5. While emerging markets can be a valuable component of a diversified portfolio, be prepared for volatility and potentially long periods of time where it underperforms U.S. equities.
The first four points lay out the case for a long-term allocation to emerging markets. That said, over the shorter term, emerging markets will inevitably have periods when it dramatically outperforms the U.S. equity market and periods when it spectacularly underperforms the U.S. equity market. For investors who are tempted to look at relative performance over shorter periods of time, it helps to understand what you should expect to see. Let’s first look at year-by-year maximum drawdowns of the S&P 500 and the MSCI Emerging Markets. The maximum drawdown is the largest peak-to-trough loss an investment earns over a particular period of time. If we say that the maximum drawdown of the S&P 500 was –20 percent in 1993, that means there was some period of time in 1993 when the S&P 500 declined 20 percent. Figure 2 plots the maximum drawdown in each year from 1988–2017 for the S&P 500 and emerging markets.
Figure 2: S&P 500 and MSCI Emerging Markets Maximum Drawdowns (1988–2017)
Source: Bloomberg
A few things stand out. First, in most years, the MSCI Emerging Markets Index has a drawdown of at least –10 percent and a significant number of years of at least –20 percent. Second, in most years, the maximum drawdown for emerging markets exceeds that of the S&P 500 (although they usually occur at different times during the year). This means investors with an allocation to emerging markets must remember it’s extremely volatile and will inevitably experience periods of substantial underperformance compared to the S&P 500. Let’s now look at rolling five-year returns for the S&P 500 and the MSCI Emerging Markets. Figure 3 presents this data.

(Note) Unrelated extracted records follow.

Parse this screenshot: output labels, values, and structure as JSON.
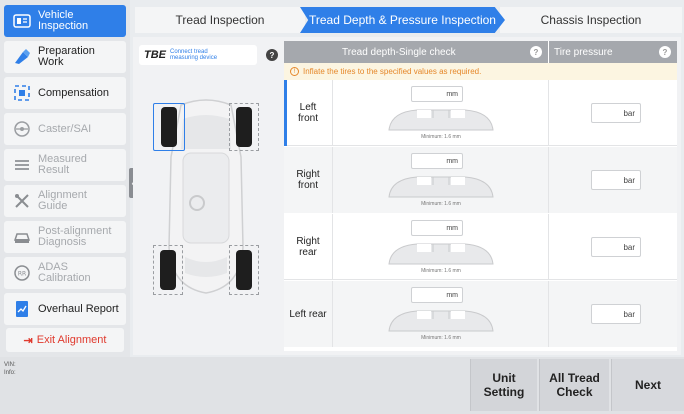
{
  "sidebar": {
    "items": [
      {
        "label": "Vehicle\nInspection",
        "icon": "vehicle-inspection-icon",
        "state": "active"
      },
      {
        "label": "Preparation\nWork",
        "icon": "preparation-icon",
        "state": "normal"
      },
      {
        "label": "Compensation",
        "icon": "compensation-icon",
        "state": "normal"
      },
      {
        "label": "Caster/SAI",
        "icon": "caster-icon",
        "state": "disabled"
      },
      {
        "label": "Measured\nResult",
        "icon": "measured-result-icon",
        "state": "disabled"
      },
      {
        "label": "Alignment\nGuide",
        "icon": "alignment-guide-icon",
        "state": "disabled"
      },
      {
        "label": "Post-alignment\nDiagnosis",
        "icon": "post-alignment-icon",
        "state": "disabled"
      },
      {
        "label": "ADAS\nCalibration",
        "icon": "adas-icon",
        "state": "disabled"
      },
      {
        "label": "Overhaul Report",
        "icon": "report-icon",
        "state": "normal"
      }
    ],
    "exit_label": "Exit Alignment",
    "collapse_glyph": "‹"
  },
  "tabs": [
    {
      "label": "Tread Inspection"
    },
    {
      "label": "Tread Depth & Pressure Inspection"
    },
    {
      "label": "Chassis Inspection"
    }
  ],
  "tbe": {
    "logo": "TBE",
    "connect_text": "Connect tread\nmeasuring device",
    "help": "?"
  },
  "table": {
    "header_tread": "Tread depth-Single check",
    "header_pressure": "Tire pressure",
    "help": "?",
    "notice_icon": "!",
    "notice": "Inflate the tires to the specified values as required.",
    "rows": [
      {
        "position": "Left\nfront",
        "mm_unit": "mm",
        "min_text": "Minimum: 1.6 mm",
        "bar_unit": "bar"
      },
      {
        "position": "Right\nfront",
        "mm_unit": "mm",
        "min_text": "Minimum: 1.6 mm",
        "bar_unit": "bar"
      },
      {
        "position": "Right\nrear",
        "mm_unit": "mm",
        "min_text": "Minimum: 1.6 mm",
        "bar_unit": "bar"
      },
      {
        "position": "Left rear",
        "mm_unit": "mm",
        "min_text": "Minimum: 1.6 mm",
        "bar_unit": "bar"
      }
    ]
  },
  "footer": {
    "vin": "VIN:",
    "info": "Info:",
    "unit_setting": "Unit\nSetting",
    "all_tread_check": "All Tread\nCheck",
    "next": "Next"
  },
  "colors": {
    "accent": "#2f7fe8",
    "notice_text": "#e5872a",
    "exit_red": "#e03a2e"
  }
}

Figure 3: Rolling 5-Year Annualized Returns (1988–2017)
Source: Thomson Reuters Lipper
The first five-year period goes through 1992 and the last goes through 2017. I’ve specifically highlighted two of the five-year periods above to give a sense of the magnitude by which U.S. equities have outperformed emerging markets over a five-year period and vice versa. For the five-year period through 1999, the S&P 500 was up 28.6 percent per year, while emerging markets were up just 2 percent per year. Conversely, for the five-year period ending 2007, the S&P 500 was up 12.8 percent per year, while emerging markets were up 37.5 percent per year. These results are even more mind boggling when you remember that, over the entire period of 1988–2017, emerging markets outperformed the S&P 500 by an average of about 4 percent per year. This just goes to show that short-run results (though five years may feel long for some investors) can diverge from long-run results.